Jiki shifted his focus from the twisted amalgamation of man and curse. His eyes wandered, searching. Yet there was only one other person in the building besides this man. He turned his attention back to him while the other presence approached. "He is not here. Where is he?"
"I'll tell you nothing. Nothing!"
The twisted man-curse blinked enlarged eyes at him in fear and anger. Jiki felt the slightest hint of a frown. The next second, he appeared in front of the man, a hand where the man's pulverized head used to be. The rest of the body was slammed an inch into the wooden wall with a boom. Then Jiki tilted his head back, blood-soaked, with the dead body beneath him, and looked at the new interloper. An ugly man, with wide eyes, green hair, and a chain wrapped around his hand that tied him to a dog like curse that hid behind him.

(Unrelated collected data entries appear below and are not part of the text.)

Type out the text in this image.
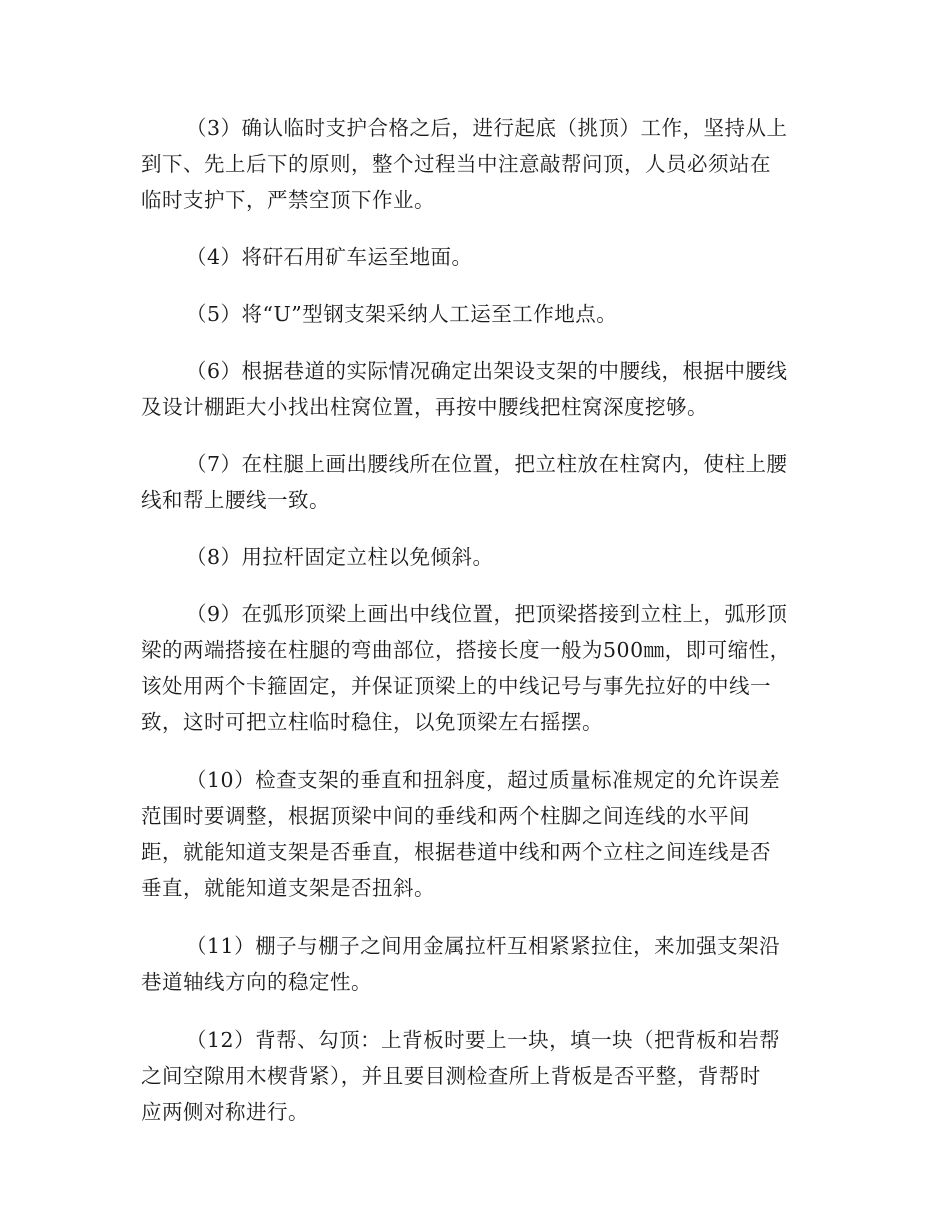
（3）确认临时支护合格之后，进行起底（挑顶）工作，坚持从上
到下、先上后下的原则，整个过程当中注意敲帮问顶，人员必须站在
临时支护下，严禁空顶下作业。

（4）将矸石用矿车运至地面。

（5）将“U”型钢支架采纳人工运至工作地点。

（6）根据巷道的实际情况确定出架设支架的中腰线，根据中腰线
及设计棚距大小找出柱窝位置，再按中腰线把柱窝深度挖够。

（7）在柱腿上画出腰线所在位置，把立柱放在柱窝内，使柱上腰
线和帮上腰线一致。

（8）用拉杆固定立柱以免倾斜。

（9）在弧形顶梁上画出中线位置，把顶梁搭接到立柱上，弧形顶
梁的两端搭接在柱腿的弯曲部位，搭接长度一般为500㎜，即可缩性，
该处用两个卡箍固定，并保证顶梁上的中线记号与事先拉好的中线一
致，这时可把立柱临时稳住，以免顶梁左右摇摆。

（10）检查支架的垂直和扭斜度，超过质量标准规定的允许误差
范围时要调整，根据顶梁中间的垂线和两个柱脚之间连线的水平间
距，就能知道支架是否垂直，根据巷道中线和两个立柱之间连线是否
垂直，就能知道支架是否扭斜。

（11）棚子与棚子之间用金属拉杆互相紧紧拉住，来加强支架沿
巷道轴线方向的稳定性。

（12）背帮、勾顶：上背板时要上一块，填一块（把背板和岩帮
之间空隙用木楔背紧），并且要目测检查所上背板是否平整，背帮时
应两侧对称进行。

Jiki met his gaze knowing just exactly what he looked like and used that image to imprint fear into the man. He was an avatar of slaughter and carnage, and he asked a question in a tone that showed just how weary he had grown of repeating.
"Where is Kenjaku?"
This was the last time he would ask it, as the man was all too eager to speak."He's in Tokyo!" Jiki felt his eyes widen at the information because there was only one reason why the near-immortal sorcerer would be in Tokyo, today of all days. The Goodwill Event.